Liebe Leserin, Lieber Leser;
die „Unschuldsvermutung“ hat Verfassungsrang. Artikel 6 der Europäischen Menschenrechtskonvention (EMRK) sagt: „Jede Person, die einer strafbaren Handlung angeklagt ist, gilt bis zum gesetzlichen Nachweis ihrer Schuld als unschuldig.“ Superreiche wie die Hamburger Unternehmerfamilie Block haben darauf natürlich keinen Anspruch.
Verzeihen Sie die Ironie, aber es ist schon auffällig, wie die Genannten seit nunmehr drei Monaten vorgeführt werden. Ein mittelalterlicher Pranger dürfte eher eine Wellnessoase gewesen sein im Vergleich zu dem Prozess vorm Hamburger Landgericht. Das hat Gründe.

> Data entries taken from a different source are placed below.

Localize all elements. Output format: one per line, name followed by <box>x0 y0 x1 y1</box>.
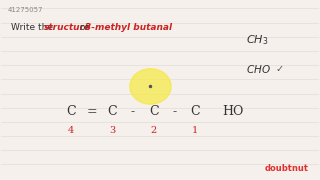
Text: $CH_3$: $CH_3$ <box>246 33 268 47</box>
Text: 41275057: 41275057 <box>8 7 43 13</box>
Text: C: C <box>108 105 117 118</box>
Text: structure: structure <box>44 23 91 32</box>
Text: Write the: Write the <box>11 23 56 32</box>
Text: -: - <box>172 105 176 118</box>
Text: -: - <box>131 105 135 118</box>
Text: 3-methyl butanal: 3-methyl butanal <box>85 23 172 32</box>
Text: C: C <box>149 105 158 118</box>
Text: doubtnut: doubtnut <box>265 164 309 173</box>
Ellipse shape <box>130 69 171 104</box>
Text: $CHO$: $CHO$ <box>246 63 270 75</box>
Text: 3: 3 <box>109 126 116 135</box>
Text: of: of <box>76 23 91 32</box>
Text: =: = <box>86 105 97 118</box>
Text: C: C <box>66 105 76 118</box>
Text: 2: 2 <box>150 126 157 135</box>
Text: ✓: ✓ <box>276 64 284 74</box>
Text: HO: HO <box>222 105 243 118</box>
Text: 4: 4 <box>68 126 74 135</box>
Text: C: C <box>190 105 200 118</box>
Text: 1: 1 <box>192 126 198 135</box>
Text: .: . <box>160 23 163 32</box>
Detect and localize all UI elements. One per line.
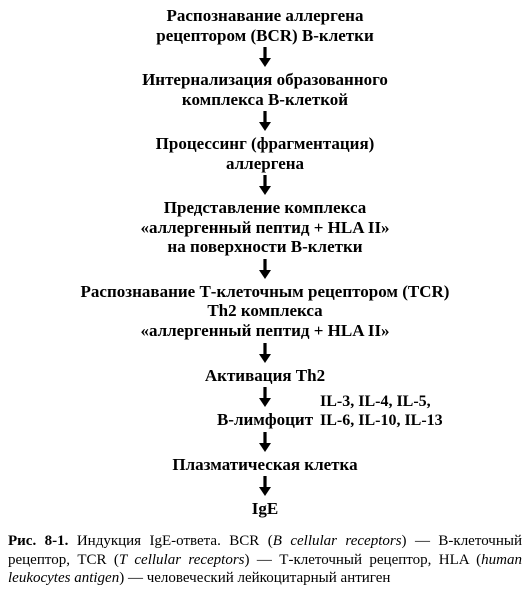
flow-node-5: Активация Th2 bbox=[205, 366, 325, 386]
flow-node-1: Интернализация образованного комплекса В… bbox=[142, 70, 388, 109]
flow-node-8: IgE bbox=[252, 499, 278, 519]
caption-ital-2: T cellular receptors bbox=[119, 552, 245, 568]
flow-node-4: Распознавание Т-клеточным рецептором (TC… bbox=[81, 282, 450, 341]
flow-arrow-2 bbox=[259, 175, 271, 195]
flow-arrow-5 bbox=[259, 387, 271, 407]
flow-arrow-6 bbox=[259, 432, 271, 452]
flow-node-7: Плазматическая клетка bbox=[172, 455, 357, 475]
caption-ital-1: B cellular receptors bbox=[273, 533, 402, 549]
flow-node-0: Распознавание аллергена рецептором (BCR)… bbox=[156, 6, 374, 45]
flow-arrow-0 bbox=[259, 47, 271, 67]
flow-arrow-7 bbox=[259, 476, 271, 496]
flow-node-6: В-лимфоцит bbox=[217, 410, 313, 430]
caption-fig-label: Рис. 8-1. bbox=[8, 533, 68, 549]
caption-text-3: ) — Т-клеточный рецептор, HLA ( bbox=[245, 552, 482, 568]
flow-container: Распознавание аллергена рецептором (BCR)… bbox=[0, 0, 530, 594]
caption-text-1: Индукция IgE-ответа. BCR ( bbox=[68, 533, 272, 549]
interleukins-label: IL-3, IL-4, IL-5, IL-6, IL-10, IL-13 bbox=[320, 392, 443, 430]
flow-arrow-3 bbox=[259, 259, 271, 279]
flow-node-3: Представление комплекса «аллергенный пеп… bbox=[140, 198, 389, 257]
figure-caption: Рис. 8-1. Индукция IgE-ответа. BCR (B ce… bbox=[0, 532, 530, 588]
flow-arrow-4 bbox=[259, 343, 271, 363]
flow-arrow-1 bbox=[259, 111, 271, 131]
caption-text-4: ) — человеческий лейкоцитарный антиген bbox=[119, 570, 390, 586]
flow-node-2: Процессинг (фрагментация) аллергена bbox=[156, 134, 375, 173]
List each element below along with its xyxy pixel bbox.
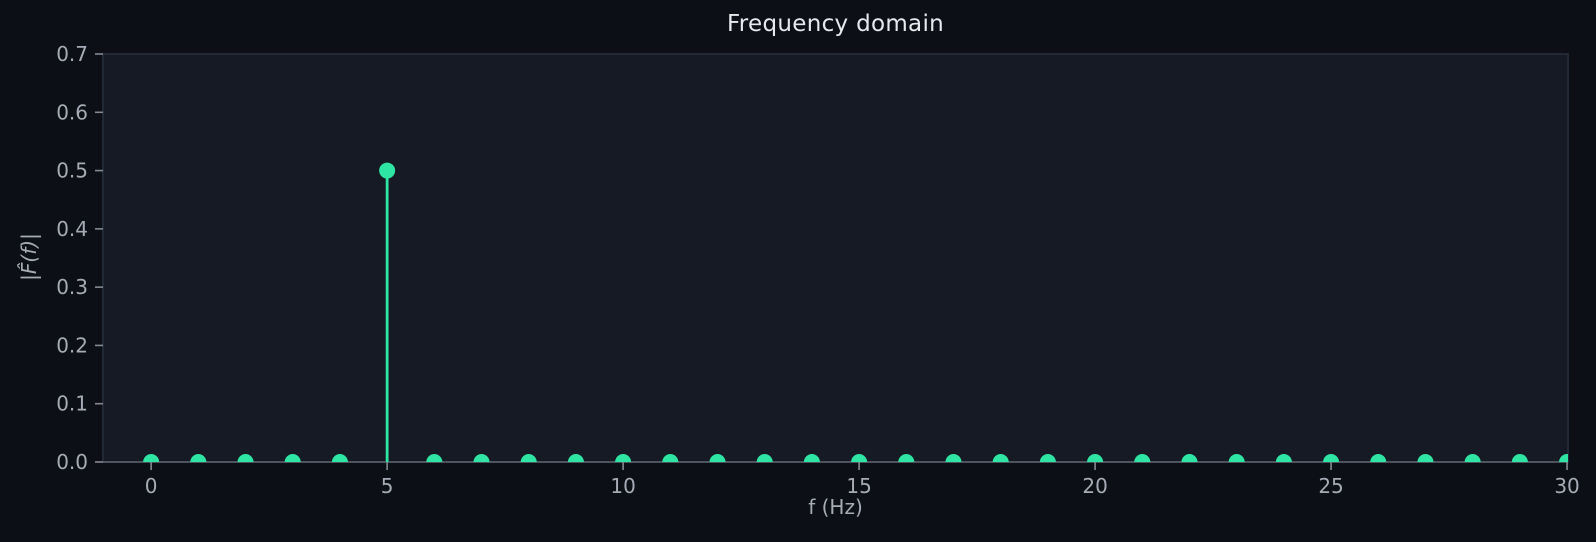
stem-marker bbox=[992, 454, 1009, 462]
stem-marker bbox=[284, 454, 301, 462]
y-tick-label: 0.5 bbox=[56, 159, 88, 183]
stem-marker bbox=[1275, 454, 1292, 462]
stem-marker bbox=[143, 454, 160, 462]
stem-marker bbox=[756, 454, 773, 462]
stem-marker bbox=[1464, 454, 1481, 462]
y-tick-label: 0.1 bbox=[56, 392, 88, 416]
x-tick-label: 20 bbox=[1082, 474, 1107, 498]
stem-marker bbox=[1087, 454, 1104, 462]
stem-marker bbox=[426, 454, 443, 462]
stem-marker bbox=[567, 454, 584, 462]
stem-marker bbox=[803, 454, 820, 462]
stem-marker bbox=[851, 454, 868, 462]
x-axis-label: f (Hz) bbox=[808, 495, 863, 519]
stem-marker bbox=[1039, 454, 1056, 462]
plot-area bbox=[102, 53, 1569, 463]
y-tick-label: 0.6 bbox=[56, 100, 88, 124]
stem-marker bbox=[709, 454, 726, 462]
stem-marker bbox=[190, 454, 207, 462]
stem-marker bbox=[237, 454, 254, 462]
y-tick-label: 0.0 bbox=[56, 450, 88, 474]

Die Sensationsgier ist deshalb so groß, weil die Block-House-Filialen jeder kennt. Weil dieser Clan viel Geld hat. Weil der Fortgang des Prozesses wie eine Netflix-Krimiserie wirkt – live und real. Und weil sich die Familie bislang redlich Mühe gab, so zu wirken, als könne sie sich im Zweifel auch Gerechtigkeit kaufen, wenn es sein muss. Vor Gericht wurden die Blocks dafür ähnlich akribisch gegrillt wie die Steaks, denen sie ihren Aufstieg verdanken.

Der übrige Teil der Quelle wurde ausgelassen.